ECLI:NL:GHSHE:2005:AU4094

Gerechtshof 's-Hertogenbosch

Datum uitspraak
28 juni 2005
Publicatiedatum
4 april 2013
Zaaknummer
KG C0500599-MA
Instantie
Gerechtshof 's-Hertogenbosch
Type
Uitspraak
Rechtsgebied
Civiel recht
Procedures
  • Hoger beroep kort geding
Rechters
  • M. Venhuizen
  • A. Drijkoningen
  • J. Den Hartog Jager
Vindplaatsen
  • Rechtspraak.nl
AI samenvatting door LexboostAutomatisch gegenereerd

Hoger beroep kort geding over huurachterstand en ontruiming van bedrijfsruimte

In deze zaak hebben huurders in hoger beroep beroep aangetekend tegen een vonnis van de Kantonrechter in Maastricht, waarin verhuurster hen had veroordeeld tot ontruiming van een gehuurde horeca- bedrijfsruimte wegens een aanzienlijke huurachterstand. Verhuurster vorderde de ontbinding van de huurovereenkomst en de ontruiming van het pand, alsook betaling van achterstallige huur tot en met februari 2005, die zij op € 97.500,- had berekend. Huurders voerden in hun appeldagvaarding vijf grieven aan, waaronder de stelling dat er geen huurachterstand zou zijn en dat de Kantonrechter ten onrechte had geoordeeld dat er een spoedeisend belang aan de zijde van verhuurster bestond.

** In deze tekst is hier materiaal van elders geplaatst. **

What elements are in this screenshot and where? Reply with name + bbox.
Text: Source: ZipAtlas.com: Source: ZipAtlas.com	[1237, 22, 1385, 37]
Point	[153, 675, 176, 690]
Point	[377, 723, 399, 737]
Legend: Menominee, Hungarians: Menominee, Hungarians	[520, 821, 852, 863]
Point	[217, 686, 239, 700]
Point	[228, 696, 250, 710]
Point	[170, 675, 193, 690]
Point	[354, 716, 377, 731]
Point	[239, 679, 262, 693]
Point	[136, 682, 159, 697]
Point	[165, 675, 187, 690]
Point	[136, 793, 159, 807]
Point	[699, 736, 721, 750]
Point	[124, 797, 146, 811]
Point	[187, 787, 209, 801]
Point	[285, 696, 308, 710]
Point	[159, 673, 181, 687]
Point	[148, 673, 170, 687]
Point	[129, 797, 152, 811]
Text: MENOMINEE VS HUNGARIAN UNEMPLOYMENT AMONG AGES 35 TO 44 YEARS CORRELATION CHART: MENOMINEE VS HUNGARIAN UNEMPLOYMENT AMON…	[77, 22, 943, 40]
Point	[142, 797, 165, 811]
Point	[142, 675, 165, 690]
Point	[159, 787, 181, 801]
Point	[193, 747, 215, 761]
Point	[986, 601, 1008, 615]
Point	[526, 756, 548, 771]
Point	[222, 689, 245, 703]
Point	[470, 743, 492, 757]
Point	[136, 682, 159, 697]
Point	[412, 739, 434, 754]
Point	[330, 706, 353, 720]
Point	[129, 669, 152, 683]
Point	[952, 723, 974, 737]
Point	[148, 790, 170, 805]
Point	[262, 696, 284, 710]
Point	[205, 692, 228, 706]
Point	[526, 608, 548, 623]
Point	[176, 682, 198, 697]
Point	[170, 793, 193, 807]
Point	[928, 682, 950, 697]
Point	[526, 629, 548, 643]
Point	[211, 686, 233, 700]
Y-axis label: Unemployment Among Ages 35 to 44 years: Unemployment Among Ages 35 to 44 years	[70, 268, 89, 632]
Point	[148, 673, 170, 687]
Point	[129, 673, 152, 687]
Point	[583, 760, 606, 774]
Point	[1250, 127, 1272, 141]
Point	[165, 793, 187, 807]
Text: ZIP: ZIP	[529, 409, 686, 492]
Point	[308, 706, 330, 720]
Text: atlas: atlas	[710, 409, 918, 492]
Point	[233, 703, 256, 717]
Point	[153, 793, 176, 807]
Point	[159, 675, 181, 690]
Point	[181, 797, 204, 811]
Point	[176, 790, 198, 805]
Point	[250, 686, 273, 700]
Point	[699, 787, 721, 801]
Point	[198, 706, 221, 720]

Het Gerechtshof 's-Hertogenbosch heeft de ontvankelijkheid van het hoger beroep beoordeeld en vastgesteld dat er geen eindvonnis was gewezen in de hoofdzaak, waardoor het hoger beroep tegen de beslissingen in de hoofdzaak niet-ontvankelijk was. Het hof heeft de provisionele vordering tot ontruiming beoordeeld en geconcludeerd dat de huurders niet aan hun betalingsverplichtingen hebben voldaan. De huurachterstand was aanzienlijk, en het hof oordeelde dat verhuurster niet kon worden verplicht om de afloop van de bodemzaak af te wachten, gezien de lange periode van niet-betaling door de huurders.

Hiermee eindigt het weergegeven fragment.